Improved Memory Mangement
Take a good look at the schematic diagram above. It is not a die block diagram, it's not even the layout of the multi-chip module that some of the first "Vega" GPUs will be, but rather illustrates a completely revamped memory architecture which makes sure data moves smoothly in and out of the GPU, and precious resources aren't wasted in fetching data from the host machine. AMD GPUs have traditionally been endowed with vast amounts of memory bandwidth using wide memory bus widths; however, AMD thinks there is room for improvement in the way the GPU juggles data between the host and its local video memory, and that it can no longer simply throw brute memory bandwidth at some fundamental problems.
AMD feels there is a disparity between the memory allocation and actual memory access by apps. An app could load into memory resources it finds relevant to the 3D scene being rendered, but not actually access all of it all the time. This disparity eats up precious memory, hogs memory bandwidth, and wastes clock cycles in trying to move data. The graphics driver development team normally collaborates with game developers to minimize this phenomenon and rectify it both through game patches and driver updates. AMD feels something like this can be corrected at the hardware level. AMD calls this "adaptive fine-grained data movement." It is a comprehensive memory allocation pipeline that senses the relevance of data to preemptively move it to the relevant physical memory, or defers access.
Pulling something like this off requires new hardware components not found on AMD GPUs ever before. It begins with a fast cache memory that sits at a level above the traditional L2 cache, one that is sufficiently large and has extremely low latency. This cache is a separate silicon die that sits on the interposer, the silicon substrate that connects the GPU die to the memory stacks. AMD is calling this the High Bandwidth Memory Cache (HBMC). The GPU's conventional memory controllers won't interface with this cache since a dedicated High Bandwidth Cache Controller (HBCC) on the main GPU die handles it.
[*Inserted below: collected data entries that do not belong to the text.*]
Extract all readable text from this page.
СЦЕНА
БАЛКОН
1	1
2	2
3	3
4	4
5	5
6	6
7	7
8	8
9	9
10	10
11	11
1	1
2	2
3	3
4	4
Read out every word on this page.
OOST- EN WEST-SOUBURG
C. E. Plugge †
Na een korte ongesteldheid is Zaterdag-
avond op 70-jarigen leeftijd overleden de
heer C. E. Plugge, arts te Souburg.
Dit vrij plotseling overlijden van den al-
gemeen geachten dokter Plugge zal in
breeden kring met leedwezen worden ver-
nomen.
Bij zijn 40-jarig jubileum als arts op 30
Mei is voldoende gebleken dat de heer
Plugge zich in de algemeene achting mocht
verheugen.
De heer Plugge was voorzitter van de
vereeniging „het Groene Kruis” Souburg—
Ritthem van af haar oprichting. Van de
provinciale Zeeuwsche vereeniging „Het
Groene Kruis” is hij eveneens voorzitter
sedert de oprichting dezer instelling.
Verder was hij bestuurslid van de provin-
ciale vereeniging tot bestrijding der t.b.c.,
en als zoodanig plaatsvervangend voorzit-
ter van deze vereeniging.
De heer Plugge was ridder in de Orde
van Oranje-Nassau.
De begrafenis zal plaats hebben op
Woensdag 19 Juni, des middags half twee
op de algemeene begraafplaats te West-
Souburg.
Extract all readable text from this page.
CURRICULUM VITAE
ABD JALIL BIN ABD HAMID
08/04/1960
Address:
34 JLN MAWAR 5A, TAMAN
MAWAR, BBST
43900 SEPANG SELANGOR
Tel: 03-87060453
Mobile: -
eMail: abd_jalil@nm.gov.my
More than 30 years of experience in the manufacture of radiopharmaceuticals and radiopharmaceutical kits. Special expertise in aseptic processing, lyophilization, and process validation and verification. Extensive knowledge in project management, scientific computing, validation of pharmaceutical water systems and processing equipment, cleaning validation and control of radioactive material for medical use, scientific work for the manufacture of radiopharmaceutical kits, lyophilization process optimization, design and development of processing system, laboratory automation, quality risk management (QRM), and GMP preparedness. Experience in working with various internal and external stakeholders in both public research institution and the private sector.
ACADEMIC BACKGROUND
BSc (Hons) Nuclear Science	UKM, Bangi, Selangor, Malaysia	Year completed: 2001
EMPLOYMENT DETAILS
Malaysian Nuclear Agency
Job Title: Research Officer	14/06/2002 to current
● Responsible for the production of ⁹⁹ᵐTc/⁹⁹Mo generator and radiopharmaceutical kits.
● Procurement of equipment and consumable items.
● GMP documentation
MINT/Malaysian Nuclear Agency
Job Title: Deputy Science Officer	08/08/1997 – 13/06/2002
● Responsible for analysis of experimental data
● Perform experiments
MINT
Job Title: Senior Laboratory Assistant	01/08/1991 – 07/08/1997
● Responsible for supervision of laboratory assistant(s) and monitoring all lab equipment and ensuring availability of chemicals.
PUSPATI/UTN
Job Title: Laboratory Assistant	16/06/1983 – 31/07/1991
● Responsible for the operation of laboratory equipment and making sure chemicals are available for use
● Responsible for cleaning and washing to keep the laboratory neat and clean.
High Bandwidth Memory Cache isn't the same as the HBM2 memory stacks.
The HBCC has direct access to the other memory along the memory pipeline, including the video memory, system memory, and so on. It has its own 512 TB virtual address space that's isolated / abstract from the machine's general address space. The GPU uses the HBMC to cushion and smooth out data movement between the host machine and the GPU. This approach ensures the GPU has to spend lesser resources on fetching irrelevant data, which greatly improves memory bandwidth utilization. The reason for such a large virtual address space is the same as on the CPU: Adresses can be allocated more efficiently, with the memory-management unit in the GPU managing the virtual-to-physical mapping and also having the ability to move memory pages between storage layers, similar to how the Windows paging file works. Also, you'll notice the little box named "NVRAM." This means the GPU has the ability to directly interface with NAND Flash or 3D X-point SSDs over a localized PCIe connection, which gives it a fast scratchpad for help with processing gargantuan data sets. The "Network" port lets graphics card makers add network PHYs directly onto the card, which would help with rendering farms. This way, AMD is prepping a common silicon for various applications (consumer graphics, professional graphics, and rendering farms).
As reported in the news, "Vega" takes advantage of HBM2 memory, which comes with eight times the maximum density per stack and double the bandwidth as HBM1 memory, which debuted with the Radeon R9 Fury X. In theory, you can deploy up to 32 GB of memory across four stacks, doing away with the crippling 4 GB limitation of HBM1.